I’m guessing most of you do not.

Until I started writing seriously, I never wrote reviews. It never occurred to me because who would even care about what I had to say?

Here’s the thing I didn’t know until recently when my writer friends started getting books published. I’m going to bold this because it’s the whole point of my post. Writing a review is the number one best way to tell an author you loved their book.

It’s not because writers are dying for validation and happy words written about them (though we do love that too). It’s because sites like Amazon and Barnes and Noble and Goodreads place books with more reviews more prominently on their website. In other words, a book with lots of reviews will be seen more (and probably purchased more) than a book with no reviews. For writers with a huge following, your little review might not make a bit of difference. But for newbies such as myself and even your average run of the mill authors who have been around awhile, your review can absolutely change how successful a book is. Even a three sentence review counts.

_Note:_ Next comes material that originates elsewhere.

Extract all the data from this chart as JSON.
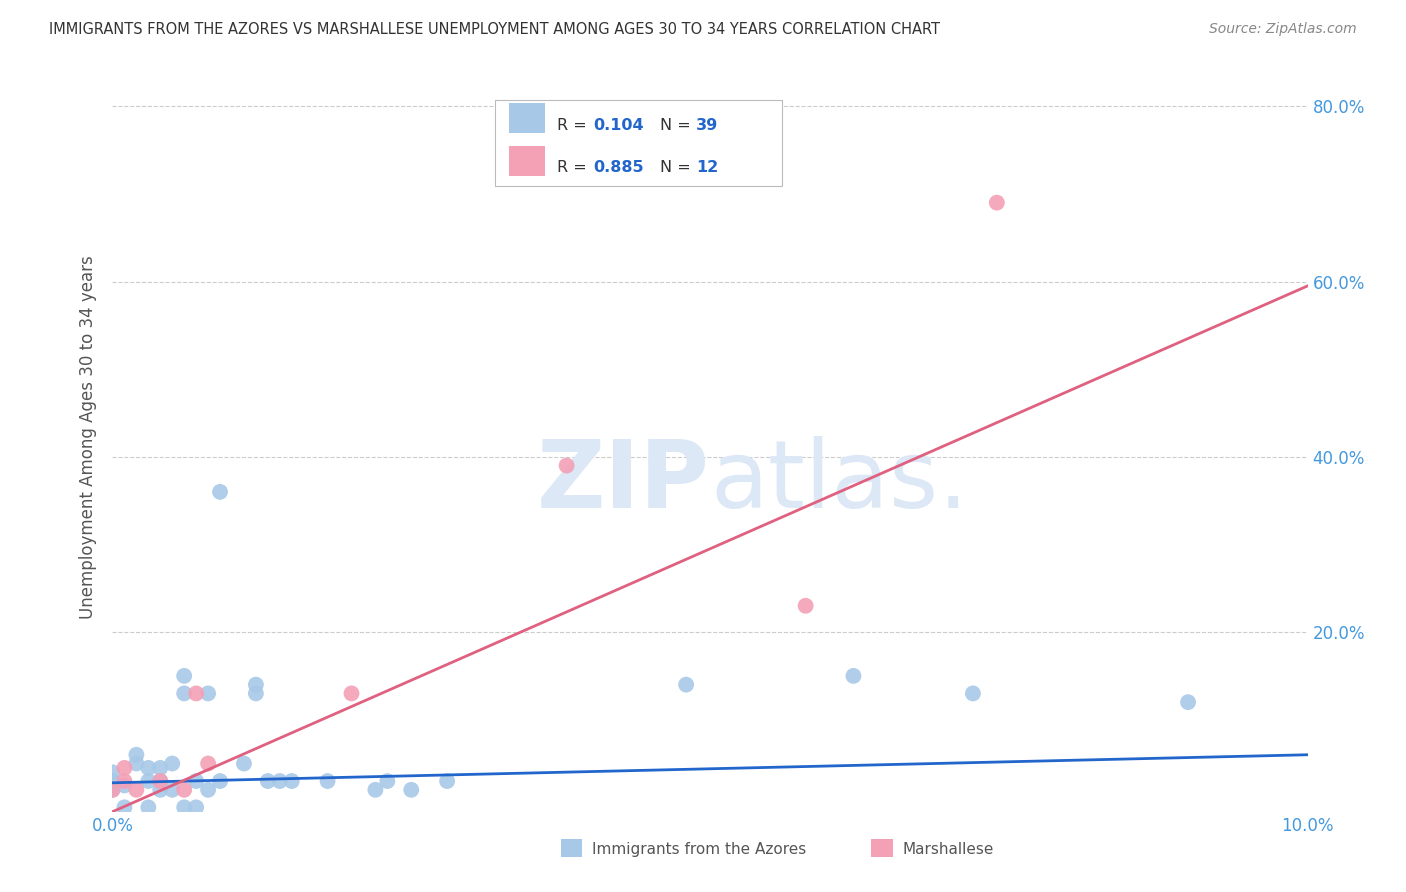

Maybe it seems crappy and greedy to talk about helping an author get sales, but the truth is, most authors do not make enough money to make a living at it. It’s a second job. For me, it’s a third job. For people like me, every sale counts. And the more reviews writers like me get, the more likely I’ll get seen. The more likely I’ll get a sale and I’ll get to keep writing for people like you.

For those of you who write reviews on a regular basis, THANK YOU! Thank you to all you bloggers who write reviews all the time. Thank you for making it possible for writers to continue giving you the words you love.

And for those of you who’ve never written a review, we authors love you too. For buying our books and telling your friends. But we’d also like to ask, if you really loved a book, please consider taking a moment to tell us by writing a review.